What drives us, intellect or heart?
These two and the body. We are a triune being and the sources of motivation and understanding within us are three-fold.
I find God in my heart the most reliable.
What of my deceitful heart? That is the reason I need to understand my spiritual in-dwelling by Christ.
Although I find God in the heart reliable, I also find that it remains a highly subjective experience to define God in the heart moments as they reveal themselves. Trusting in God in the heart still leaves me with the uncomfortable tension of bemoaning my far too subjective spirituality.
I understand your comment and the need which is driving you. I have dwelt there often. For me trying to sort out why I had a very wrongly oriented soul when it came to why my body had a homosexual response to its environment, I had to find Truth or die in hell. Did I think this because my theology said so???...maybe theology was wrong, and I could be accepted by God just as I was. Had I left this question answered intellectually, I would probably have died of AIDS before I was 25 and never known the love of God, my wife, my five beautiful children, nor you, my brother. I had to allow the search to go much more deeply into the issues of the heart.
Attempting to find the most objective, and therefore, accurate intellectual understanding of a moment of thought is a search that cannot, will not be satisfied. The allure of knowing for certain, certainly is compelling, no doubt. However it is an ever elusive search.
It goes something like: I think such. Is this right? Why do I think it? Reasons given. Do I trust me? ...not for certain. Does anyone else think this? Yes, I found others to verify what I think is truth. Are these folks right? How do we think this? Reasons given. Do I trust us? ...not certain. And on it goes.
Humans are never totally objective. We cannot be because of the deceitful heart, the power of the inculcation and in-the-moment influence of culture, and other factors. We are subjective creatures. Finding other subjective humans who verify our subjective belief does not necessarily bring us into the fullness of God.
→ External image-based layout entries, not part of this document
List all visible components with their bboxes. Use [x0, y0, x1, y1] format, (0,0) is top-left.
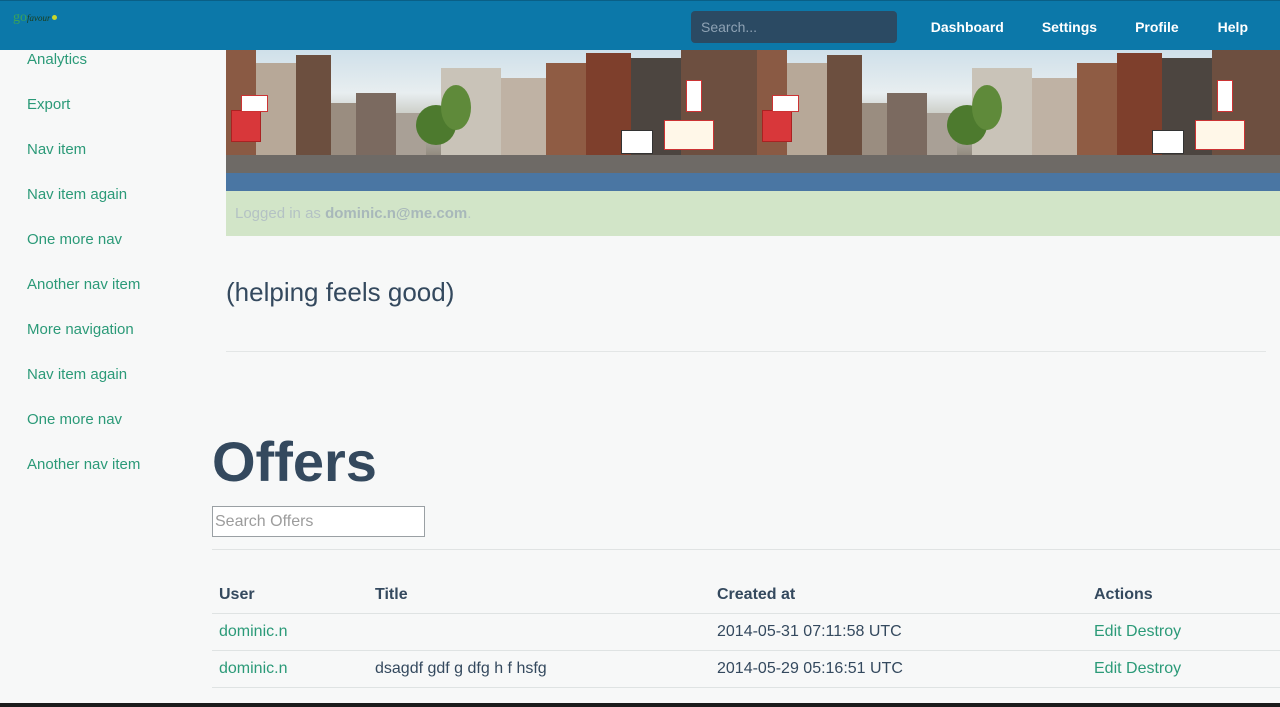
sidebar-item-another-nav-item[interactable]: Another nav item: [27, 275, 217, 320]
offer-title: dsagdf gdf g dfg h f hsfg: [368, 650, 710, 688]
table-row: dominic.n 2014-05-31 07:11:58 UTC Edit D…: [212, 613, 1280, 651]
divider: [212, 549, 1280, 550]
created-at: 2014-05-29 05:16:51 UTC: [710, 650, 1087, 688]
login-prefix: Logged in as: [235, 205, 326, 222]
sidebar-item-export[interactable]: Export: [27, 95, 217, 140]
street-scene-banner: [226, 50, 1280, 173]
column-header-created-at: Created at: [710, 576, 1087, 614]
sidebar-item-more-navigation[interactable]: More navigation: [27, 320, 217, 365]
sidebar-item-one-more-nav[interactable]: One more nav: [27, 230, 217, 275]
sidebar-item-nav-item-again-2[interactable]: Nav item again: [27, 365, 217, 410]
sidebar-nav: Analytics Export Nav item Nav item again…: [27, 50, 217, 500]
top-navbar: gofavour Dashboard Settings Profile Help: [0, 0, 1280, 50]
edit-link[interactable]: Edit: [1094, 660, 1122, 677]
column-header-actions: Actions: [1087, 576, 1280, 614]
divider: [226, 351, 1266, 352]
street-scene-image-repeat: [757, 50, 1280, 173]
destroy-link[interactable]: Destroy: [1126, 660, 1181, 677]
sidebar-item-analytics[interactable]: Analytics: [27, 50, 217, 95]
login-notice: Logged in as dominic.n@me.com.: [226, 191, 1280, 236]
offer-title: [368, 613, 710, 651]
banner-accent-bar: [226, 173, 1280, 191]
top-nav-links: Dashboard Settings Profile Help: [915, 1, 1280, 51]
created-at: 2014-05-31 07:11:58 UTC: [710, 613, 1087, 651]
street-scene-image: [226, 50, 757, 173]
table-header-row: User Title Created at Actions: [212, 576, 1280, 614]
nav-help-link[interactable]: Help: [1202, 1, 1280, 51]
search-offers-input[interactable]: [212, 506, 425, 537]
site-tagline: (helping feels good): [226, 277, 455, 307]
page-title: Offers: [212, 430, 377, 493]
user-link[interactable]: dominic.n: [219, 660, 287, 677]
login-email: dominic.n@me.com: [325, 205, 468, 222]
user-link[interactable]: dominic.n: [219, 623, 287, 640]
global-search-input[interactable]: [691, 11, 897, 43]
logo-mark-icon: [51, 15, 57, 21]
nav-settings-link[interactable]: Settings: [1026, 1, 1113, 51]
sidebar-item-another-nav-item-2[interactable]: Another nav item: [27, 455, 217, 500]
column-header-user: User: [212, 576, 368, 614]
column-header-title: Title: [368, 576, 710, 614]
nav-dashboard-link[interactable]: Dashboard: [915, 1, 1020, 51]
destroy-link[interactable]: Destroy: [1126, 623, 1181, 640]
sidebar-item-nav-item[interactable]: Nav item: [27, 140, 217, 185]
table-row: dominic.n dsagdf gdf g dfg h f hsfg 2014…: [212, 650, 1280, 688]
login-suffix: .: [467, 205, 472, 222]
window-bottom-edge: [0, 703, 1280, 707]
brand-logo[interactable]: gofavour: [13, 9, 63, 27]
nav-profile-link[interactable]: Profile: [1119, 1, 1195, 51]
sidebar-item-one-more-nav-2[interactable]: One more nav: [27, 410, 217, 455]
logo-text-favour: favour: [27, 13, 51, 23]
sidebar-item-nav-item-again[interactable]: Nav item again: [27, 185, 217, 230]
logo-text-go: go: [13, 10, 27, 25]
offers-table: User Title Created at Actions dominic.n …: [212, 576, 1280, 688]
edit-link[interactable]: Edit: [1094, 623, 1122, 640]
Better to develop a trust in the living God and through His in-dwelling Spirit have light enter one's own spirit. Then we begin to see with the heart as described by Paul in Ephesians 1:18. The corporate Christian experience will rest in the reality of intellectual theology, which misses the way of love too frequently (your experience in a denomination is evidence of what I am describing), or it will rest on a shared heart seeing and knowing the way of love through Jesus' living Spirit.
I think the question your post raises can be stated differently.
Am I to live by faith, a function of the heart, or my intellect?
Please forgive the length of this comment!
I believe we overly complicate matters when we divide our reactions and understandings into cognitive and emotional bits and pieces. We can't separate feelings from thoughts because our experience of those feelings is through thoughts. The flip-side is also true.
Where does that leave me practically? Believing my faith in, understanding of, and experience of God is grounded in both the personal and propositional. Like ded said, this is where the Holy Spirit's work comes into play. (This coming from someone who is very un-pentecostal historically)
Ultimately anything we believe comes down to a decision about the opinions we will center our lives on. This is what I call a "Sanctified Opinion" though. Phil, lets have a conversation about the theology of Karl Barth, George Lindbeck and John Webster sometime.
hey ded,
It really is not so much a need that is driving me as much as a recognition of a tension which is real, and should probably always remain a tension.
Yet I am sure that I will typically fall toward the direction of allowing my intellect to drive more often than my emotions.
I understand. However, I find your position interesting as there is so much love driving your ministry and the passions you mention on the blog. I think you are more inclined to love guiding your thinking than you realize. But that's just an observation, and probably colored by how I have learned to think/feel in tandem, if you will. ;^)
I will say this, you inpsire me to love and confirm for me that the emotions and spiritual-insight are vitally connected.